We live in one of the prettiest villages (in my humble opinion) in NSW. With just about 150 residents it’s small. It’s old (main buildings date back to the late 1880’s). It’s pretty. It’s quaint. And I am SO lucky that I get to call it my home town. We don’t have much in town – a fabulous pub, a butcher a real estate agent and a cafe/restaurant and a Primary School.
Last week Daisy attended the open day at the Public School as she is starting there in January. The school is small – just 35 kids from Kindergarten to Year 6 small – and when she was introduced to the school at Assembly with the Principal and all 35 kids stood and looked at her and said (as only kids can in their sing song voices) “Good Morning Daisy. Welcome to our school” my heart just about burst with pride and excitement. The school is so sweet. Their playground is a grassy hill with the most spectacular outlook over the valley dotted with Silver birches and clusters of daffodils and blossoms. The teachers lovely and the kids kind to each other and happy. Her classroom (which is K-2 composite) looked just like mine did when I was in Kinder but with interactive whiteboards instead of blackboards. I think she is going to be very happy there and the fact that she will be able to walk herself to school in the years to come with her friends past paddocks of cows – well it’s just about the best start to life a kid could get isn’t it?
When we were walking home from the School I ran into a woman who is the President of the local School of the Arts which is a historic building in town that is run and looked after by the residents for the residents to enjoy. They hold fundraisers throughout the year to raise money to maintain it – balls, movie nights, trivia nights etc – and they were looking for a new committee member – and she asked me to be that person! I was headhunted! Mostly because after 276 wines at said events through the year I must have talked up how much I wanted to get involved and help out.
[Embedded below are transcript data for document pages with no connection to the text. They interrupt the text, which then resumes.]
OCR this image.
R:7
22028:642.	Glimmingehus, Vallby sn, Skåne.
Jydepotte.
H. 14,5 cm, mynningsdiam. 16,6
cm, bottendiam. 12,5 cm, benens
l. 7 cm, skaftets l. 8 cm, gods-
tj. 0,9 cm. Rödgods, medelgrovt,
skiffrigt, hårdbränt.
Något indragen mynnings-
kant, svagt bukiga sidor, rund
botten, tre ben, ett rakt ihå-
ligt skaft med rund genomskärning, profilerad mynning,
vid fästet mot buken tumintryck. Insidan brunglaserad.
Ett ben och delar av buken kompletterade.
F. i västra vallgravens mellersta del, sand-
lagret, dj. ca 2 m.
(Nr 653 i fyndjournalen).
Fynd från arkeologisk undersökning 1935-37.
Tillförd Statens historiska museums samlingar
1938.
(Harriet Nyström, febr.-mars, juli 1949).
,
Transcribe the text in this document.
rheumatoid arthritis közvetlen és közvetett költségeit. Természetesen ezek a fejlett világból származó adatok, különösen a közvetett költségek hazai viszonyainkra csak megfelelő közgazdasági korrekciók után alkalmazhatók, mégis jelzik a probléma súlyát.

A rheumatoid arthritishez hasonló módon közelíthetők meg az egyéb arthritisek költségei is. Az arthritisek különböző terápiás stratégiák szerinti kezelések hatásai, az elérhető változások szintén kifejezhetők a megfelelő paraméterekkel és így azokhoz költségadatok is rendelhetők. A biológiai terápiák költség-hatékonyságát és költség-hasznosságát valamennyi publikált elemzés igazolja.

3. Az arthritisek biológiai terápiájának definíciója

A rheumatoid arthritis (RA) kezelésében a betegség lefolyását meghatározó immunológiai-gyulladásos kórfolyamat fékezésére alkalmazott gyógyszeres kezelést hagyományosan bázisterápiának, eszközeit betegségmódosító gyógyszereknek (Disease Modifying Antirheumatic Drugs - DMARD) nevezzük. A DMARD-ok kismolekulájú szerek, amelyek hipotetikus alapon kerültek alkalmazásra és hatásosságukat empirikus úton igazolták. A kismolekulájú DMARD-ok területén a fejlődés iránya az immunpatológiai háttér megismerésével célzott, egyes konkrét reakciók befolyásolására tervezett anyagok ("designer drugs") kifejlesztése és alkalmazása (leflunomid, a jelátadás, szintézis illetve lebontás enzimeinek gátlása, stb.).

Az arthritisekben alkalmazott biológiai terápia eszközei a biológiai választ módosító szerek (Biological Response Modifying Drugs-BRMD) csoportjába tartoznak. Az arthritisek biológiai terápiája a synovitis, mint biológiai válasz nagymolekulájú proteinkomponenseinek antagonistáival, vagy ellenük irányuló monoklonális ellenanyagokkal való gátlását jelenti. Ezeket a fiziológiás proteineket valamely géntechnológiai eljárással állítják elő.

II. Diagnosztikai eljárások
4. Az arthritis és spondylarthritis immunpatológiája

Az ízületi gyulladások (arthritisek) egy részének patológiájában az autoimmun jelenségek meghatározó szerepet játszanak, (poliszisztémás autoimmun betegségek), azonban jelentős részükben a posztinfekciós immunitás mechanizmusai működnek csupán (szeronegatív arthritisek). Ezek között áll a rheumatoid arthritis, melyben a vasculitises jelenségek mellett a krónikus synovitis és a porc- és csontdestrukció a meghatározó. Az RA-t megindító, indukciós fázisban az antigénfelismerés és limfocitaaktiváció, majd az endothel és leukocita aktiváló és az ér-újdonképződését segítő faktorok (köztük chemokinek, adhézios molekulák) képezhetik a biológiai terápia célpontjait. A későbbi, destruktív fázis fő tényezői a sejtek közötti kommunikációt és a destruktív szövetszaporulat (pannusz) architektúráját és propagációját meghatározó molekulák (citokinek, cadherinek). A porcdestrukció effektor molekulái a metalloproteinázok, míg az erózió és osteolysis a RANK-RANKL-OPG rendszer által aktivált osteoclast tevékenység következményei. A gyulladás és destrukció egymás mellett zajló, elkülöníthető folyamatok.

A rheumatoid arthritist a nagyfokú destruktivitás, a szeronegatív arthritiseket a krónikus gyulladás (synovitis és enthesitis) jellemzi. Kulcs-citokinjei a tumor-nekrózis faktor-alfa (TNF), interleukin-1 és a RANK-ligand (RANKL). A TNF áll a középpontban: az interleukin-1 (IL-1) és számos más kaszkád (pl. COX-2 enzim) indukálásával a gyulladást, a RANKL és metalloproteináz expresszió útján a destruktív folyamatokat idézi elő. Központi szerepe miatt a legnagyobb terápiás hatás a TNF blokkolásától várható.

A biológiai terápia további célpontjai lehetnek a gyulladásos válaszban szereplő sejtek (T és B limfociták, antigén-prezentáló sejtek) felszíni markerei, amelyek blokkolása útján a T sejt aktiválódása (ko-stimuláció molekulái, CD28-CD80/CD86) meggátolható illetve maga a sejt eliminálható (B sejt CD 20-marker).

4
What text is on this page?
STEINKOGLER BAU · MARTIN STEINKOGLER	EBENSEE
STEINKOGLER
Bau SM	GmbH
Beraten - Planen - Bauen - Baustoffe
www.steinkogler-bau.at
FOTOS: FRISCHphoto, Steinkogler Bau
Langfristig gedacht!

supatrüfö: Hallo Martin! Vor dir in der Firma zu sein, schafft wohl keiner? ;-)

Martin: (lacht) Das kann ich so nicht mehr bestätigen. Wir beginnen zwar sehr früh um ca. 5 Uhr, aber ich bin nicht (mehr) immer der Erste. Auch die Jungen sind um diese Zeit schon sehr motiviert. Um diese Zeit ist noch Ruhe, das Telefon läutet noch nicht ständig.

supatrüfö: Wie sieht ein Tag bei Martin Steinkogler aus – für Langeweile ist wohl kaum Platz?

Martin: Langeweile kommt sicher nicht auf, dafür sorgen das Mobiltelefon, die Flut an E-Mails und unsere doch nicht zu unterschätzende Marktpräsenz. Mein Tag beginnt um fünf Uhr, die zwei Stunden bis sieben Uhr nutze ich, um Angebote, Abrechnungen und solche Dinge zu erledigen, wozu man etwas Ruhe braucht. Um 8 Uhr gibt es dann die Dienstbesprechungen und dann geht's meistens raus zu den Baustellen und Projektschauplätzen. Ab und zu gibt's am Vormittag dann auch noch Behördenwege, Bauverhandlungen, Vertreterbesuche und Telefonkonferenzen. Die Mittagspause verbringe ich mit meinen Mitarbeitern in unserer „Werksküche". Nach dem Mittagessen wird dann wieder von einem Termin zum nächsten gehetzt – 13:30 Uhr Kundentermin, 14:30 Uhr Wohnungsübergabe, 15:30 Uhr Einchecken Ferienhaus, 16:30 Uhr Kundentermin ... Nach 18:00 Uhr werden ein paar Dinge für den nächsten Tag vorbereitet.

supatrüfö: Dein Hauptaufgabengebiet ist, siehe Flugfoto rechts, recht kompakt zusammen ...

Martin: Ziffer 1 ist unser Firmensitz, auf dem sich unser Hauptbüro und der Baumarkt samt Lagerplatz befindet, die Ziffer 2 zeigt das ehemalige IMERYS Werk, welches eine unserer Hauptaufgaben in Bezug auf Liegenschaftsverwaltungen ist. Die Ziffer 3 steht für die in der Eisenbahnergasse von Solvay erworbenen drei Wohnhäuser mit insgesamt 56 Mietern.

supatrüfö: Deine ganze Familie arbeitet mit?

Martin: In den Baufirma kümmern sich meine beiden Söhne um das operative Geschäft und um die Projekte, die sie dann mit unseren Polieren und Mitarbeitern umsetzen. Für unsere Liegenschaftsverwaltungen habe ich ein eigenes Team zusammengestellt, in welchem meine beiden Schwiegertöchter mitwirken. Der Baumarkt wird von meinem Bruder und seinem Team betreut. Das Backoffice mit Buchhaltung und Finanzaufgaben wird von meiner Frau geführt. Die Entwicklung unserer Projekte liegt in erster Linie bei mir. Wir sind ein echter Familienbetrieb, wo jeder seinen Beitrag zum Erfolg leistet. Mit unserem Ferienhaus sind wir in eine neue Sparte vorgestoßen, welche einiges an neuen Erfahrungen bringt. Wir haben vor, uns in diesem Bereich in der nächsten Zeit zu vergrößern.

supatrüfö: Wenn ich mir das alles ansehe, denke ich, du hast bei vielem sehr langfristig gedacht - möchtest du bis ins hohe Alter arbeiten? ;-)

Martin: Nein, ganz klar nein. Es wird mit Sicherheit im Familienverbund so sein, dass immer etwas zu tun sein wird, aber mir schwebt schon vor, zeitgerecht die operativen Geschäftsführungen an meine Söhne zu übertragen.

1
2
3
So Saturday morning I trotted up the the AGM, stood up when I was nominated and accepted a round of applause from the town! At the morning tea afterwards I met almost everyone and was well and truly scoped out by the oldies (I am the youngest on the committee by about 15 years I reckon and let me tell you there were a lot of puffer vests out there). Peeps, my baking is going to have to pick up – I am a committee member after all you know and I am going to have to keep the biker boots for a few meetings at least. Bev is about to come into her own! Tonight we have our first meeting to go through fundraisers through the year – what do you think they’ll think of a travelling drag show all the way from the big smoke? A bake off? I think it could be just the ticket…
While we still haven’t quite been here for a year I most definitely feel like this is home. Our home. Our town. The blossoms that were out when we moved in are almost out – we have almost seen our home in all four seasons. I am so excited about getting involved even further in the next year – being a part of a wonderful community and adding a little biker boots into the mix along the way.
There is, however, one part of this rural living that I just don’t get. Not sure if you have ever seen any a country television network with their Good night message for the children? I remember when I was a kid visiting friends we always saw Big Dog say goodnight to the kiddies. He was a freaky looking dog – still scarred by that. Here we have The Workers. Who are they? NO idea. Where do they come from? NO idea. What a strange motley crew of middle aged entertainers. Freaky? Yep. Creepy? That camp fireman with the creepy eyes? MAKE IT GO AWAY.